One way this was done was to allow event participants the chance to create faceless dolls. These aboriginal-themed dolls were representative of the “faceless” missing women—faceless because Canada is largely ignoring the issue. The goal of the Faceless Dolls Project is to create a visual representation of the missing and ignored women. Many students got into the spirit of the event and put together the dolls, which were on display in the concourse for all to see.
The Sisters in Spirit Vigil has significant meaning for the Lower Mainland, since this is one of Canada’s epicentres in the missing aboriginal women’s saga. Both the Downtown Eastside’s record of missing women, and the actions of serial killer Robert Pickton—who admitted to the murders of 49 women, including First Nations women—make this a very personal and important issue to local citizens.

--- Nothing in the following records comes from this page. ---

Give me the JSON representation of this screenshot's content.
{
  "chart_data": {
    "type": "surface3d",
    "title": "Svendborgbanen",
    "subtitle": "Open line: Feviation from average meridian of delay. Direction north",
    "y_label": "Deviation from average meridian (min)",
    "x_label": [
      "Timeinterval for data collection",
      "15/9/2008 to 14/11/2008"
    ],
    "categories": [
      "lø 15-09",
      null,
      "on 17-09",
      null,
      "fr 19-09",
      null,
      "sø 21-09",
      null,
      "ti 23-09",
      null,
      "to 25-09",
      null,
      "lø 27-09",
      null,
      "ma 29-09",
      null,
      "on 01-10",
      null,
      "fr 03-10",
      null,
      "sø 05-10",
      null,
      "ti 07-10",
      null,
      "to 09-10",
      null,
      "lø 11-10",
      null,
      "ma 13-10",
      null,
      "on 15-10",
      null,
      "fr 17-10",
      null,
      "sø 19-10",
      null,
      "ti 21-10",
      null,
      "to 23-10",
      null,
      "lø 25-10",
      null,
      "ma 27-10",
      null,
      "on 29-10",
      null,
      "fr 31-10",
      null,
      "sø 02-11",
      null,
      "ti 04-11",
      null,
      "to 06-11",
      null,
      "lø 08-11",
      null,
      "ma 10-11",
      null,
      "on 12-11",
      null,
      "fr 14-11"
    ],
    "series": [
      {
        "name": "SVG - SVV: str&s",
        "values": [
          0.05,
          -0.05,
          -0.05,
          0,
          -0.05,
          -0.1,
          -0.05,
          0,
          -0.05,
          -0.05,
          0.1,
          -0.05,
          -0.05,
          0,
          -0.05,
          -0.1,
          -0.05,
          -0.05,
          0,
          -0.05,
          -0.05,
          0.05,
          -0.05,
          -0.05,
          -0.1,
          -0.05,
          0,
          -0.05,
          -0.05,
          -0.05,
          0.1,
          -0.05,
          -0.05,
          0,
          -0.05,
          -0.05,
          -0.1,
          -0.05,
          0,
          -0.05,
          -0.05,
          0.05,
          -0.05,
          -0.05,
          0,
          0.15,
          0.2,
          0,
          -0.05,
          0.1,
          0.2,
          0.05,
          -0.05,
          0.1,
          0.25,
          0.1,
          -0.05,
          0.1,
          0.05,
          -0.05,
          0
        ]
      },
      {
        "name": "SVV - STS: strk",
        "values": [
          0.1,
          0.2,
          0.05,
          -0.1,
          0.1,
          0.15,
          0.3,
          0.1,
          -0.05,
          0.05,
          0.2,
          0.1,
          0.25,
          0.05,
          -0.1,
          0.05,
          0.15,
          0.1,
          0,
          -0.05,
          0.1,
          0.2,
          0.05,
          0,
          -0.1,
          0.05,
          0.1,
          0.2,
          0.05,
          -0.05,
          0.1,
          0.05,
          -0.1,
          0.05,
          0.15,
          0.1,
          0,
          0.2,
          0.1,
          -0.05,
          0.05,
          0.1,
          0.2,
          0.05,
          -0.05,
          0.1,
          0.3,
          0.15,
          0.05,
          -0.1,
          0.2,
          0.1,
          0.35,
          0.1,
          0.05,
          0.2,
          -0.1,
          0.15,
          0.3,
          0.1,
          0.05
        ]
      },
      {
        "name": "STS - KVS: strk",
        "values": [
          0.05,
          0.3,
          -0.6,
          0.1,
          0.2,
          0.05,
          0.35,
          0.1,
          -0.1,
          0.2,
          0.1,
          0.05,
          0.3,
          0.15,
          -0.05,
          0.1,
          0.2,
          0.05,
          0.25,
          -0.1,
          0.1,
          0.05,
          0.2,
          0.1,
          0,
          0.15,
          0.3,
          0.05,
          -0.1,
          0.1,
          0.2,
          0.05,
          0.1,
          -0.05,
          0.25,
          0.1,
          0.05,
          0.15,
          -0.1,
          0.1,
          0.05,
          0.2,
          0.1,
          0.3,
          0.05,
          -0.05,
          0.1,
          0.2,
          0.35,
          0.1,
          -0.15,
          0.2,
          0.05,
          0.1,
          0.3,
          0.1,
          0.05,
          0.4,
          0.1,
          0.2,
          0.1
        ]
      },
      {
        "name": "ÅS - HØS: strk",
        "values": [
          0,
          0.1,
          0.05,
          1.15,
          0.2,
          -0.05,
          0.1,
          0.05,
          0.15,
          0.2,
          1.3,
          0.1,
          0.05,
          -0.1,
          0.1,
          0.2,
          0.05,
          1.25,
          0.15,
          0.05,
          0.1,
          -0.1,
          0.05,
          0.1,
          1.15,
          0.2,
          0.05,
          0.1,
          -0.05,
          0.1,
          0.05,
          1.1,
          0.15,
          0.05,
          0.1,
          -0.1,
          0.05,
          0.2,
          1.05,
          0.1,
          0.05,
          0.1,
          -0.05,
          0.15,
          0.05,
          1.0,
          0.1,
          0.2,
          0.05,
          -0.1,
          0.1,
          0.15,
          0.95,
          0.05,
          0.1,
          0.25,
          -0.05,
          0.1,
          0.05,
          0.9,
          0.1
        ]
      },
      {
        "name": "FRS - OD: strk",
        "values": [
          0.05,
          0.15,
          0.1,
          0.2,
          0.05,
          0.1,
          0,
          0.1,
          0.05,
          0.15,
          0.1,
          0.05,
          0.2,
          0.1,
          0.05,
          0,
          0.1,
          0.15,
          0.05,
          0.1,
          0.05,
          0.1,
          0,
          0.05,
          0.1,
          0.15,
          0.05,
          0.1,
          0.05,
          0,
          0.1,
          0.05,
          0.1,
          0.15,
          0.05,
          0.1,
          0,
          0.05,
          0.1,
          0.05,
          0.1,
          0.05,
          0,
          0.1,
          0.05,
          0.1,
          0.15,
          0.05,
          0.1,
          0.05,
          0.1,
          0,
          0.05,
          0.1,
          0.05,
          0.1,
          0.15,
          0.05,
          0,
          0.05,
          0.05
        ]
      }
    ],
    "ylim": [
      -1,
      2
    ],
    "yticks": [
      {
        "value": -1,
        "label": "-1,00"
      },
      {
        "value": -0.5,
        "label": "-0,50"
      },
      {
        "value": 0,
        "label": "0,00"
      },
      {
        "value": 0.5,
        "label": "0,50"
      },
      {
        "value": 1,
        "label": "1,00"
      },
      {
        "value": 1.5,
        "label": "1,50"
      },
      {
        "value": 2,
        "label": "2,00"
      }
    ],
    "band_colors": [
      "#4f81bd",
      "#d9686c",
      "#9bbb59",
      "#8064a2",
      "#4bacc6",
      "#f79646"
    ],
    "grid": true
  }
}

According to statistics from the government of Canada, aboriginal women are five to seven times more likely to die from violence, compared to other women. It’s for reasons such as this that Paradis-Woodman had students at the event sign and fill out postcards “to send directly to Prime Minister Harper asking to start a formal national inquiry into the missing women.”
It doesn’t appear, though, that Prime Minster Harper will take action and launch an inquiry. This past May while at an event hosted by the Council for Foreign Relations in New York City, Harper stated that he “[remains] very skeptical of commissions of inquiry generally. My experience has been they almost always run way over time, way over budget, and often the recommendations prove to be of limited utility.”
The Canadian Government may not be taking much action on the issue, but other groups are picking up the slack and offering hope to affected parties. United Nations Special Rapporteur James Anaya will be in Canada for a week-long analysis looking, as he says, “at the issues faced by First Nations, Inuit and Métis people in Canada, including in relation to matters of reconciliation, governance and self-government; lands and resources; and health, education and economic development.”
Though there are still a lot of unanswered questions surrounding the many cases of missing aboriginal women, events such as the Sisters in Spirit Vigil are spreading hope throughout Canadian communities.